El maestro Paco de Lucía, que como buen músico conocía el valor del silencio, cuando visitó Toledo quedó atrapado por los silencios toledanos. Silencio de sus rincones, de sus callejas solitarias, de sus patios reservados, de sus claustros en iglesias y conventos, de ciudad casi sin automóviles. En tal silencio profundo se maceraban las notas de su guitarra, cuyo sonido entretejía la callada densidad.
Nuestros oídos están adulterados por la heterogeneidad sonora que nos rodea. No estamos habituados al silencio completo. Si salimos a la calle, nos envuelve el rumor de la ciudad: ruidos de motores, de cláxones, de las obras públicas, de muchedumbres conversando en alto, de vendedores vociferando, de músicas ensordecedoras que escapan de los bares; si permanecemos en casa, el ruido de los hijos si se tienen, de la televisión, de la música si se es melómano, de los diferentes electrodomésticos, con sus runrunes peculiares, de la vecindad que interrumpe nuestra intimidad con el ajetreo proveniente del patio de luces.
Fui consciente de esta dimensión olvidada del silencio durante mis viajes. Acaso sea la búsqueda de ese silencio la que me hace volver una y otra vez a Toledo. Fueron sus claustros, el del hospital de Santa Cruz, el de San Juan de los Reyes, el de otras iglesias y conventos hasta donde se me ha permitido penetrar, los que avivaron en mí esa llamada tras la que se esconde el secreto de la realidad. Sin quererlo, llegue a percibir cómo esa nada aparente parecía abrirse camino hasta lo más profundo de mí mismo. A parte del silencio, sólo un sonido parece cumplir para mí esa misma función: el murmullo del agua en las fuentes. Pero, hoy por hoy, primeramente, me siento ávido de conocer qué se esconde en el fondo de mi propio silencio.

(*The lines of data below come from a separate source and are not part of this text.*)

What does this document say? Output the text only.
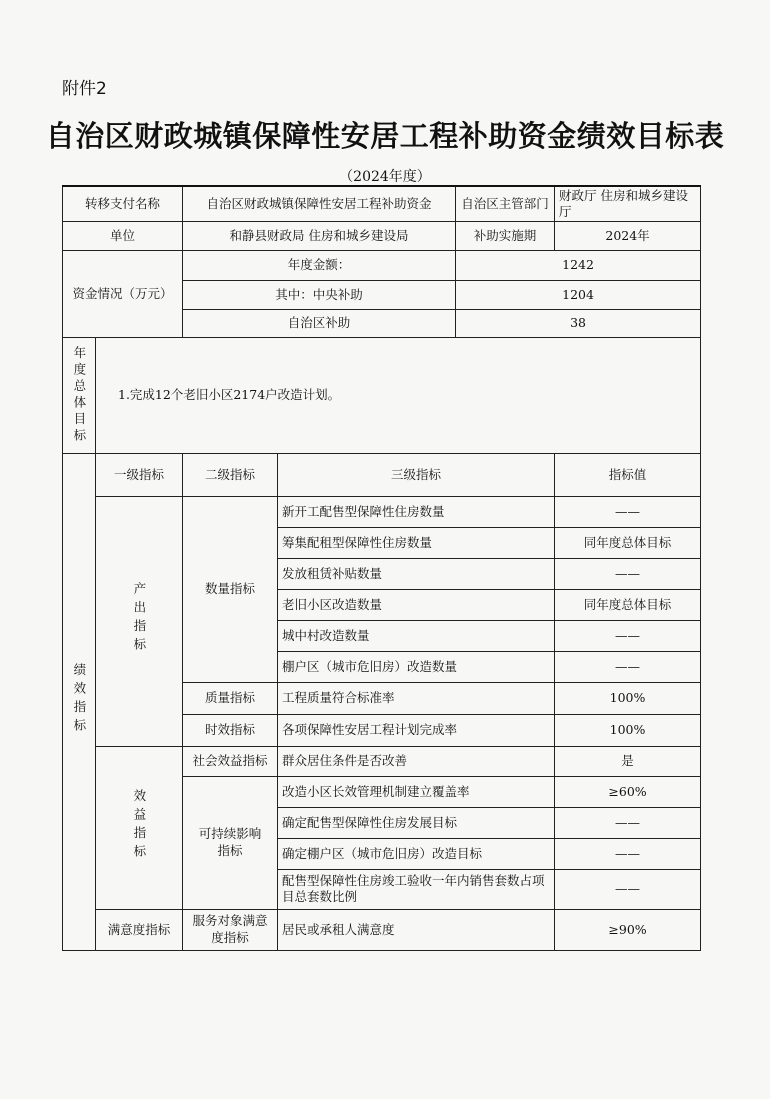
附件2
自治区财政城镇保障性安居工程补助资金绩效目标表
（2024年度）
转移支付名称		自治区财政城镇保障性安居工程补助资金		自治区主管部门	财政厅 住房和城乡建设厅
单位		和静县财政局 住房和城乡建设局		补助实施期	2024年
资金情况（万元）		年度金额：		1242	
		其中：中央补助		1204	
		自治区补助		38	
年度总体目标	1.完成12个老旧小区2174户改造计划。				
绩效指标	一级指标	二级指标	三级指标		指标值
	产出指标	数量指标	新开工配售型保障性住房数量		——
			筹集配租型保障性住房数量		同年度总体目标
			发放租赁补贴数量		——
			老旧小区改造数量		同年度总体目标
			城中村改造数量		——
			棚户区（城市危旧房）改造数量		——
		质量指标	工程质量符合标准率		100%
		时效指标	各项保障性安居工程计划完成率		100%
	效益指标	社会效益指标	群众居住条件是否改善		是
		可持续影响指标	改造小区长效管理机制建立覆盖率		≥60%
			确定配售型保障性住房发展目标		——
			确定棚户区（城市危旧房）改造目标		——
			配售型保障性住房竣工验收一年内销售套数占项目总套数比例		——
	满意度指标	服务对象满意度指标	居民或承租人满意度		≥90%
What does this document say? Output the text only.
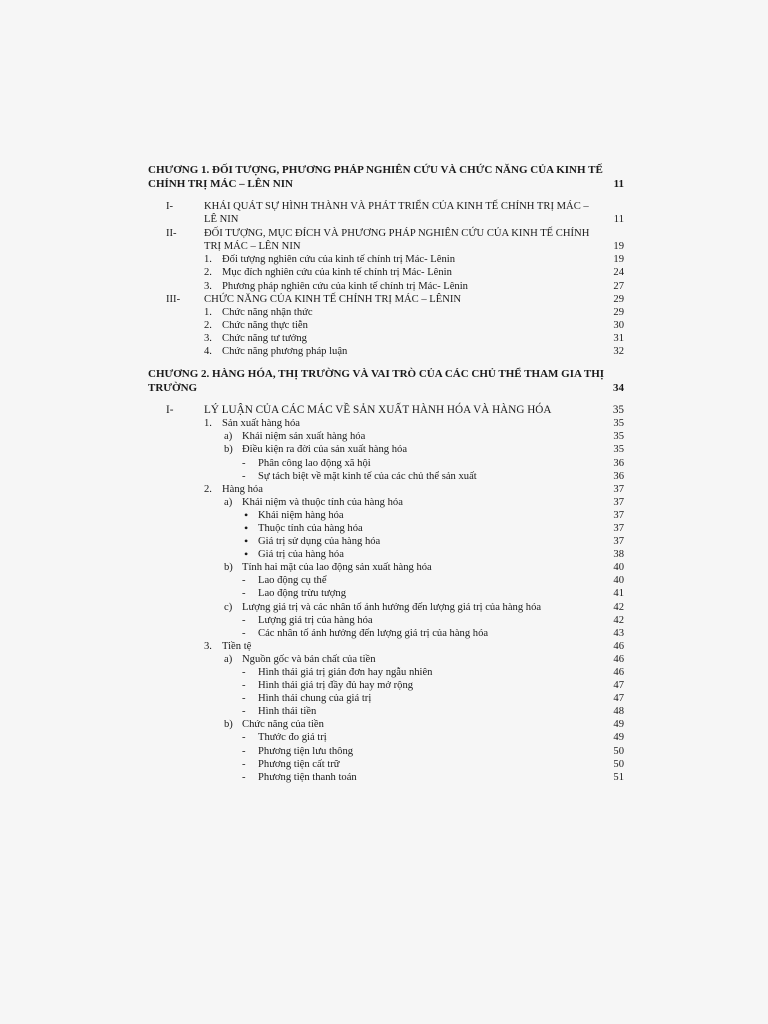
CHƯƠNG 1. ĐỐI TƯỢNG, PHƯƠNG PHÁP NGHIÊN CỨU VÀ CHỨC NĂNG CỦA KINH TẾ
CHÍNH TRỊ MÁC – LÊN NIN	11
I-	KHÁI QUÁT SỰ HÌNH THÀNH VÀ PHÁT TRIỂN CỦA KINH TẾ CHÍNH TRỊ MÁC –
LÊ NIN	11
II-	ĐỐI TƯỢNG, MỤC ĐÍCH VÀ PHƯƠNG PHÁP NGHIÊN CỨU CỦA KINH TẾ CHÍNH
TRỊ MÁC – LÊN NIN	19
1. Đối tượng nghiên cứu của kinh tế chính trị Mác- Lênin	19
2. Mục đích nghiên cứu của kinh tế chính trị Mác- Lênin	24
3. Phương pháp nghiên cứu của kinh tế chính trị Mác- Lênin	27
III-	CHỨC NĂNG CỦA KINH TẾ CHÍNH TRỊ MÁC – LÊNIN	29
1. Chức năng nhận thức	29
2. Chức năng thực tiễn	30
3. Chức năng tư tưởng	31
4. Chức năng phương pháp luận	32
CHƯƠNG 2. HÀNG HÓA, THỊ TRƯỜNG VÀ VAI TRÒ CỦA CÁC CHỦ THỂ THAM GIA THỊ
TRƯỜNG	34
I-	LÝ LUẬN CỦA CÁC MÁC VỀ SẢN XUẤT HÀNH HÓA VÀ HÀNG HÓA	35
1. Sản xuất hàng hóa	35
a) Khái niệm sản xuất hàng hóa	35
b) Điều kiện ra đời của sản xuất hàng hóa	35
-	Phân công lao động xã hội	36
-	Sự tách biệt về mặt kinh tế của các chủ thể sản xuất	36
2. Hàng hóa	37
a) Khái niệm và thuộc tính của hàng hóa	37
• Khái niệm hàng hóa	37
• Thuộc tính của hàng hóa	37
• Giá trị sử dụng của hàng hóa	37
• Giá trị của hàng hóa	38
b) Tính hai mặt của lao động sản xuất hàng hóa	40
-	Lao động cụ thể	40
-	Lao động trừu tượng	41
c) Lượng giá trị và các nhân tố ảnh hưởng đến lượng giá trị của hàng hóa	42
-	Lượng giá trị của hàng hóa	42
-	Các nhân tố ảnh hưởng đến lượng giá trị của hàng hóa	43
3. Tiền tệ	46
a) Nguồn gốc và bản chất của tiền	46
-	Hình thái giá trị giản đơn hay ngẫu nhiên	46
-	Hình thái giá trị đầy đủ hay mở rộng	47
-	Hình thái chung của giá trị	47
-	Hình thái tiền	48
b) Chức năng của tiền	49
-	Thước đo giá trị	49
-	Phương tiện lưu thông	50
-	Phương tiện cất trữ	50
-	Phương tiện thanh toán	51
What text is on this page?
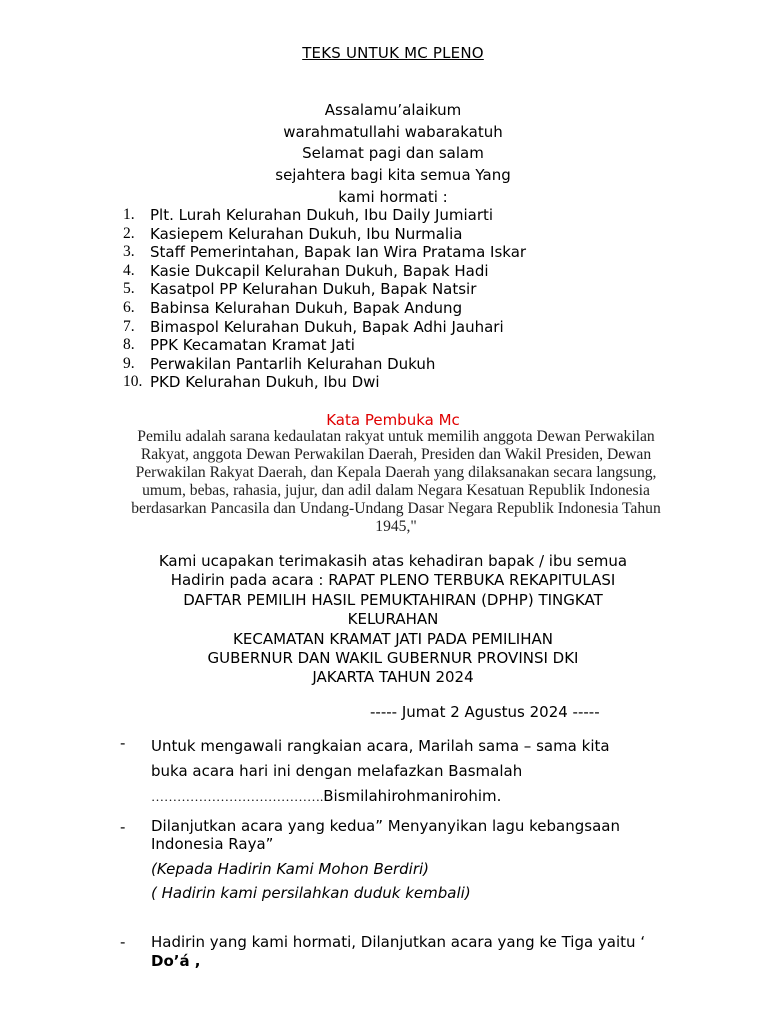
TEKS UNTUK MC PLENO
Assalamu’alaikum
warahmatullahi wabarakatuh
Selamat pagi dan salam
sejahtera bagi kita semua Yang
kami hormati :
1. Plt. Lurah Kelurahan Dukuh, Ibu Daily Jumiarti
2. Kasiepem Kelurahan Dukuh, Ibu Nurmalia
3. Staff Pemerintahan, Bapak Ian Wira Pratama Iskar
4. Kasie Dukcapil Kelurahan Dukuh, Bapak Hadi
5. Kasatpol PP Kelurahan Dukuh, Bapak Natsir
6. Babinsa Kelurahan Dukuh, Bapak Andung
7. Bimaspol Kelurahan Dukuh, Bapak Adhi Jauhari
8. PPK Kecamatan Kramat Jati
9. Perwakilan Pantarlih Kelurahan Dukuh
10. PKD Kelurahan Dukuh, Ibu Dwi
Kata Pembuka Mc
Pemilu adalah sarana kedaulatan rakyat untuk memilih anggota Dewan Perwakilan
Rakyat, anggota Dewan Perwakilan Daerah, Presiden dan Wakil Presiden, Dewan
Perwakilan Rakyat Daerah, dan Kepala Daerah yang dilaksanakan secara langsung,
umum, bebas, rahasia, jujur, dan adil dalam Negara Kesatuan Republik Indonesia
berdasarkan Pancasila dan Undang-Undang Dasar Negara Republik Indonesia Tahun
1945,"
Kami ucapakan terimakasih atas kehadiran bapak / ibu semua
Hadirin pada acara : RAPAT PLENO TERBUKA REKAPITULASI
DAFTAR PEMILIH HASIL PEMUKTAHIRAN (DPHP) TINGKAT
KELURAHAN
KECAMATAN KRAMAT JATI PADA PEMILIHAN
GUBERNUR DAN WAKIL GUBERNUR PROVINSI DKI
JAKARTA TAHUN 2024
----- Jumat 2 Agustus 2024 -----
- Untuk mengawali rangkaian acara, Marilah sama – sama kita

buka acara hari ini dengan melafazkan Basmalah

………………………………….Bismilahirohmanirohim.

- Dilanjutkan acara yang kedua” Menyanyikan lagu kebangsaan

Indonesia Raya”

(Kepada Hadirin Kami Mohon Berdiri)

( Hadirin kami persilahkan duduk kembali)

- Hadirin yang kami hormati, Dilanjutkan acara yang ke Tiga yaitu ‘

Do’á ,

Soy un melómano acérrimo. Para mí el día no es día sin música. Incluso cuando escribo escucho música. Pero hoy se ha despertado en mí el anhelo de penetrar cuanto se esconde tras de el silencio. Indagar qué se agazapa bajo sus capas. Pues fue en Toledo, y en su plaza de San Román, donde mi alma presintió que ese silencio guardaba un secreto, el cual parecía descifrarse mientras yo me entregaba a su sosegada calma y escrutaba el nítido cielo y el entorno silencioso. Dicen que allí moró la Santa. Quizá me quiso señalar desde sus cielos los umbrales de una senda hacia lo eterno. Leo la Biografía del silencio, de Pablo d´Ors.